Concordo com o autor e com seus contra argumentos a aqueles que criticam sua tese, mas acho que seria um exagero associar toda esta produção a mecanismos de controle de poder e alienação de maneira tão fervorosa como o autor parece acreditar, talvez porque esta indústria está um pouco diferente, sem o mesmo controle que antes ( com a internet principalmente), talvez porque eu mesma seja cliente desta indústria.
Ao desmembrar o tema Indústria Cultural ao longo do texto, Adorno passa por diversos aspectos do mundo moderno, não só arte, publicidade e massificação da cultura, mas diversos aspectos da influência dessa indústria, a que o autor atribui responsabilidade por aspectos muito negativos, de decadência e de caos em certos momentos.
Artistas, espectadores, publicidade, valor e linguagem fazem parte da discussão do autor, a ligação e mudanças socioculturais promovidas pela indústria cultural e pelo capitalismo de massa, com o ápice das más consequências e transformações acontecendo no fascismo.
Com ideias forte o autor trata dos temas acima de maneira pessimista, colocando a maioria dos exemplos de arte e comportamentos sociais de maneira muito negativa e os poucos que se salvam da sabatina são colocados como esforços com pouco força ao lado da esmagadora indústria cultural.
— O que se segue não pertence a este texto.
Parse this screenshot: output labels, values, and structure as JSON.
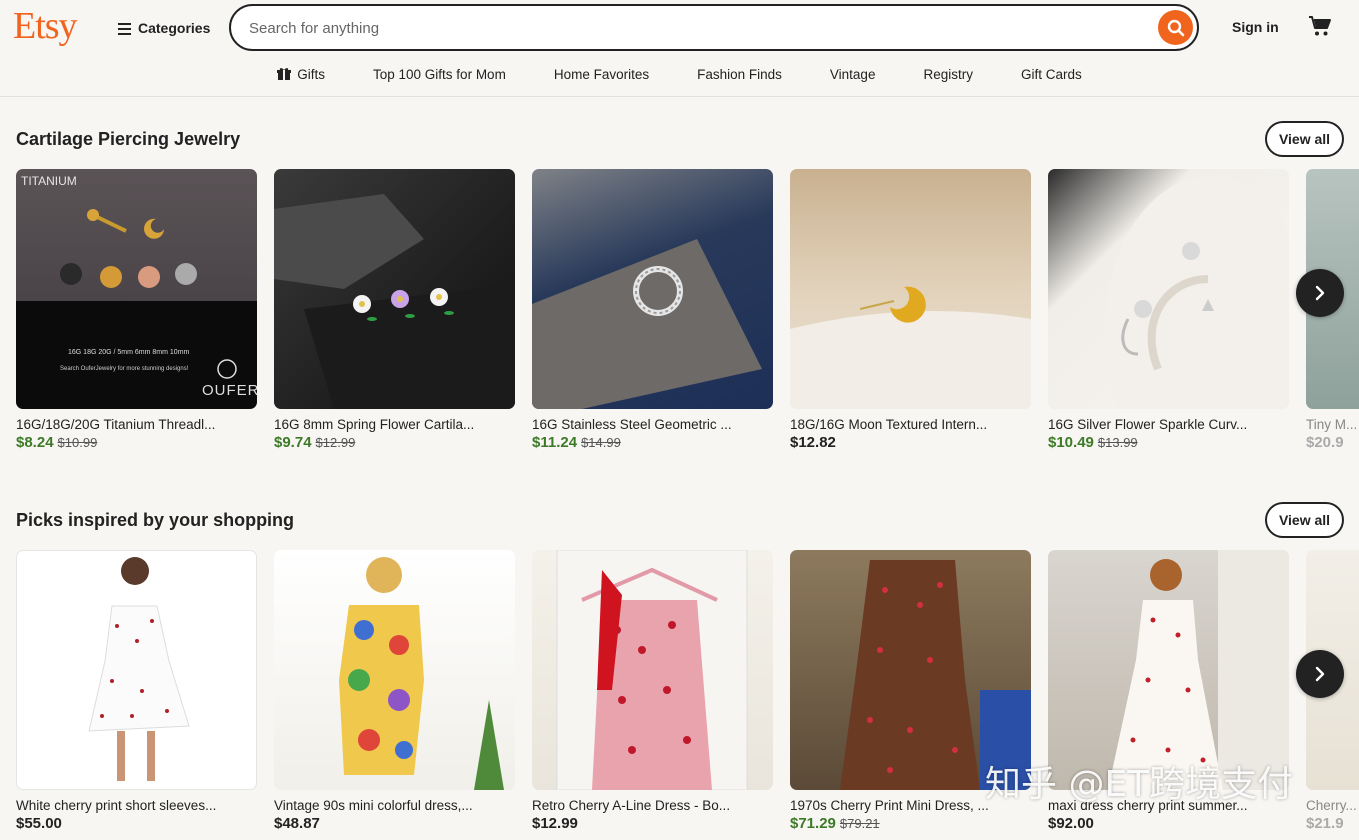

De maneira muito interessante ao fim do texto o autor faz duas colocações interessantes, que a popularização da arte e sua perda de valor de troca com a era moderna faz com que o espectador perca o interesse que tinha quando aquilo teria um valor monetário representativo, e que a influência da indústria cultural e a destruição causada por ela pode ser identificada na linguagem, na comunicação.
Os argumentos do autor são muito bem embasados e cada um deles vem com exemplos concretos, porém a caminho quase que apocalíptico do texto parece representar uma época com pouca esperança e que à vista de uma realidade em parte tão cruel mostra-se difícil mesmo para quem pode analisar a situação de forma tão analítica ver possibilidades melhores.